É claro que esse desfile de gênios poderia engrossar e alcançar as dimensões de uma lista telefônica como a da cidade de São Paulo. Nela, jamais esqueceria de incluir Ernest Hemmingway, William Faulkner, John Steinbeck, Edgar Allan Poe, Leon Tolstoi, Jorge Amado, Marcel Proust, Fiodor Dostoievski, Honoré de Balzac, Montaigne, Gustave Flaubert, Émile Zola, Gogol, Pushkin, Guimarães Rosa, Stendhal, Henry David Thoreau, Will Durant, Ralph Waldo Emerson, Rabindranath Tagore, T. S. Eliot, Rainier-Marie Rilke, Jean-Paul Sartre, Albert Camus, Franz Kafka, Alberto Moravia, Fernando Pessoa, Augusto dos Anjos, Vinícius de Moraes, Cora Coralina e tantos e tantos outros criadores de vida, garimpeiros de beleza e pastores de sonhos e ilusões que me embalam com freqüência.
Entre os “eternos”, ou seja, os clássicos - os que estariam, sempre, num patamar mais elevado, todo especial – cito, sem pestanejar, Platão, Aristóteles, Homero, Ovídio, Juvenal, Cícero, Virgílio, Petrarca, Camões, Dante, o Padre Antônio Vieira, William Shakespeare, Johann Wolfgang Göethe e mais alguns milhares de luminares do saber e das artes. Há livros que, se não existissem, determinariam até um destino mais mesquinho para povos e civilizações, um atraso irreversível e irrecuperável.
Hoje nós, intelectuais ditos pós-modernos, que tanto nos jactamos de nossa cultura, não passaríamos de anões do pensamento sem esses gênios. Somos (supostamente) grandes, porque estamos sobre os ombros de gerações e mais gerações de pensadores notáveis que dedicaram suas vidas a iluminar os corações e as mentes dos néscios como nós e que nos agigantam.

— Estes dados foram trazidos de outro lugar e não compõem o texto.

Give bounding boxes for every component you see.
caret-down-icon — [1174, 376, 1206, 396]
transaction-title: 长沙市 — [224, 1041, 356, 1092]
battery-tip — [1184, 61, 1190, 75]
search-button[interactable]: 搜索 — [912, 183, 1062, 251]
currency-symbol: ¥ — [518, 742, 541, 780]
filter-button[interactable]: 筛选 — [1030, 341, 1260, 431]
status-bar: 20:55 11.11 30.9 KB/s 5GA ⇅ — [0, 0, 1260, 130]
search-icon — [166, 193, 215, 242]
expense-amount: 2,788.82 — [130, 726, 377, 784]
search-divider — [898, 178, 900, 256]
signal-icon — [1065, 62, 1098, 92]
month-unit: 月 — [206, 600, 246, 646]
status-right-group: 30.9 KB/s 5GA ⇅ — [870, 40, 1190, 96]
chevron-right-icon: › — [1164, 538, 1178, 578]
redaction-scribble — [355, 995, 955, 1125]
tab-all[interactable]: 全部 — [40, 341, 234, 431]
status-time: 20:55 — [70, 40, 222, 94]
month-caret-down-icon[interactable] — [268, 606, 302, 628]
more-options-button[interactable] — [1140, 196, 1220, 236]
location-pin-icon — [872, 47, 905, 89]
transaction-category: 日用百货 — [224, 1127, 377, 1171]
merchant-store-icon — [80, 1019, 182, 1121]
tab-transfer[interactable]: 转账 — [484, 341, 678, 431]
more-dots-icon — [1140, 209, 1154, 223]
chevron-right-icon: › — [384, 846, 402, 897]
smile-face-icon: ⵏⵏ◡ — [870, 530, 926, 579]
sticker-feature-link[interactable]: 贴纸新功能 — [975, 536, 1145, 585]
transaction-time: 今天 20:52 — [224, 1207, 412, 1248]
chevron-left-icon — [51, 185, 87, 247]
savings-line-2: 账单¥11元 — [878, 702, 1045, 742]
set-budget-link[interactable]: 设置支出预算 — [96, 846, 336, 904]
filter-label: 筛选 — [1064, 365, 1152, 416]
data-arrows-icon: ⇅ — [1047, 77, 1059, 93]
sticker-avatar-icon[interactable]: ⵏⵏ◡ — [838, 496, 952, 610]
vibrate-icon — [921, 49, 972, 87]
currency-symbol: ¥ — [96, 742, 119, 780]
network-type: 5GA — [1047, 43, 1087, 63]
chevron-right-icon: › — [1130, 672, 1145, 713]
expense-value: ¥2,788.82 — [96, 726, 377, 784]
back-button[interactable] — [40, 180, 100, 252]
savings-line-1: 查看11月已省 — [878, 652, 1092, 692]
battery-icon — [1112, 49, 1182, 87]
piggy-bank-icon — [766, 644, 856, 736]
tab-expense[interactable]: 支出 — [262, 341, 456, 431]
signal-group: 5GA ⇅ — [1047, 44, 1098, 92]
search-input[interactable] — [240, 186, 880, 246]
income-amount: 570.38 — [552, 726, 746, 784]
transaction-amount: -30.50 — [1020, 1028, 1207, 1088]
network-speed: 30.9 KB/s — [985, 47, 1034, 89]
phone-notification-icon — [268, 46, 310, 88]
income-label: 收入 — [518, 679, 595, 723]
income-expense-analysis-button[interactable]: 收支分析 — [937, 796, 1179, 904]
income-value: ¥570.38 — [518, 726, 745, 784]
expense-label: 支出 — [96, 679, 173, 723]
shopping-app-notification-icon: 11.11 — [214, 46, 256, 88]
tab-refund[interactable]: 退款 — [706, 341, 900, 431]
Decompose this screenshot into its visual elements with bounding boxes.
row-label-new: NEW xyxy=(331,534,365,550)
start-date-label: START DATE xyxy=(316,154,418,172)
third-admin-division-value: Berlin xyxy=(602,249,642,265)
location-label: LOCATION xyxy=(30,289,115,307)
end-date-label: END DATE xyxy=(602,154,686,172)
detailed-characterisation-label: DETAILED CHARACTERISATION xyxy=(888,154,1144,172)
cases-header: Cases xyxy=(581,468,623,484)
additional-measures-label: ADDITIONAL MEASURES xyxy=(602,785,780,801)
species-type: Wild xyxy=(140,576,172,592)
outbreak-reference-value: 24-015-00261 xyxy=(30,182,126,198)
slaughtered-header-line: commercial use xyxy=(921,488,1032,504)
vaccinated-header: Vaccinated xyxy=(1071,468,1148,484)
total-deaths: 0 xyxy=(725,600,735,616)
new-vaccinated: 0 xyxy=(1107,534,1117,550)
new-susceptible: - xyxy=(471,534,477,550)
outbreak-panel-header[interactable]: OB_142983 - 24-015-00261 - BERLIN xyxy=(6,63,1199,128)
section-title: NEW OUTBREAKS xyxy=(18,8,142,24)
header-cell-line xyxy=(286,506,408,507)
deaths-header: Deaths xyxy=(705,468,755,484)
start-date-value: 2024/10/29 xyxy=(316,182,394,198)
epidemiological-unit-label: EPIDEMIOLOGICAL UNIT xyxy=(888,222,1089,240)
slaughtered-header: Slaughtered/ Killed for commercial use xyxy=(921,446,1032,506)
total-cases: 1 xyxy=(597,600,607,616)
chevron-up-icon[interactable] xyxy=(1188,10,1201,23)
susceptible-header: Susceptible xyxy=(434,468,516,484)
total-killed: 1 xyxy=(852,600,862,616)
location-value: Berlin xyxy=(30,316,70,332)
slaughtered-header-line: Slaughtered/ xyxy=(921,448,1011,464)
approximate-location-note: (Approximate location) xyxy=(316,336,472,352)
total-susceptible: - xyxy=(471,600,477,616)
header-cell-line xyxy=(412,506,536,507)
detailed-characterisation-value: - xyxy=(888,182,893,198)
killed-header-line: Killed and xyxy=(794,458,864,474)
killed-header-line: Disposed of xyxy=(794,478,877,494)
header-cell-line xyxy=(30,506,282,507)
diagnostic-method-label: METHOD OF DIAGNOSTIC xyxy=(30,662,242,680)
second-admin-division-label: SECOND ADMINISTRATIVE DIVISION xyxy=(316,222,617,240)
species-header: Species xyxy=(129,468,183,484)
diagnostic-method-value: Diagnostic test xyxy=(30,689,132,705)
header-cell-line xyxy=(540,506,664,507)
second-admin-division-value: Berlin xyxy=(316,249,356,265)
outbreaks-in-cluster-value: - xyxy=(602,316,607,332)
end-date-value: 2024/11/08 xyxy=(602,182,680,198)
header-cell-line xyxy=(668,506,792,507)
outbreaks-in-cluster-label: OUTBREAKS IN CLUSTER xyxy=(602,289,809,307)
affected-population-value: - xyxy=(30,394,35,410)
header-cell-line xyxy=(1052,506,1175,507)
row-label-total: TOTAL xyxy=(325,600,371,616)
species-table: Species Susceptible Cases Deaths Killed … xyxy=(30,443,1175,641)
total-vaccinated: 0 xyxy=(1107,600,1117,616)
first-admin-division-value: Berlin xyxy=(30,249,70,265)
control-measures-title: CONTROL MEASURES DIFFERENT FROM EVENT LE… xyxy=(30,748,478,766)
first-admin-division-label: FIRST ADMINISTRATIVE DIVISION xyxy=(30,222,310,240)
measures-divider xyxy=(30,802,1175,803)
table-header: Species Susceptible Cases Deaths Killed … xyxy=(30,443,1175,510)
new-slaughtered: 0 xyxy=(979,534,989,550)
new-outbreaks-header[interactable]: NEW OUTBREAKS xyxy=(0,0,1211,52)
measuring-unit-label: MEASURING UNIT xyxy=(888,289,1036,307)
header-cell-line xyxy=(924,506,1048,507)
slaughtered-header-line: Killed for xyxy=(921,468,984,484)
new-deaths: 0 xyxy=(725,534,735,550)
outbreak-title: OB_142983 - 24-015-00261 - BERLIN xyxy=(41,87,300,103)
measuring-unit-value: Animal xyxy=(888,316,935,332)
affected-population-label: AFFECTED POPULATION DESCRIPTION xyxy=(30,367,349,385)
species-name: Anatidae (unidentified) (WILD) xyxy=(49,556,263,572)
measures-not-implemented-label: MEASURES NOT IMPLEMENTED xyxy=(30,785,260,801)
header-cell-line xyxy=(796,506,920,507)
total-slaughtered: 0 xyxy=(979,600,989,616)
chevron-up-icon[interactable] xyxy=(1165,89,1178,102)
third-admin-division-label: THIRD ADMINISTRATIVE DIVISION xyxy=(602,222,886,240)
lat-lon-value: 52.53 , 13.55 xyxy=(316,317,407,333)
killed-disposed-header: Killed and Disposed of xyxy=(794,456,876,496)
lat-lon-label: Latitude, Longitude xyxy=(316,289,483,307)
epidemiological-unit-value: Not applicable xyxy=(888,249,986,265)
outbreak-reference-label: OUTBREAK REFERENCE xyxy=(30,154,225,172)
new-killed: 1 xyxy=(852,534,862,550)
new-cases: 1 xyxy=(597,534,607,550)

Esses escritores viveram, na prática, o mito de Prometeu. Ousaram subtrair a chama sagrada de Zeus para dar vida à matéria inanimada dos seus sentimentos e das suas fantasias pessoais. Por isso, foram punidos, atados aos Montes Urais das suas lembranças, tendo o fígado devorado pelos abutres dos tormentos psicológicos e emocionais por toda a eternidade. Sublimes sonhadores! Loucos é que foram! Santa loucura!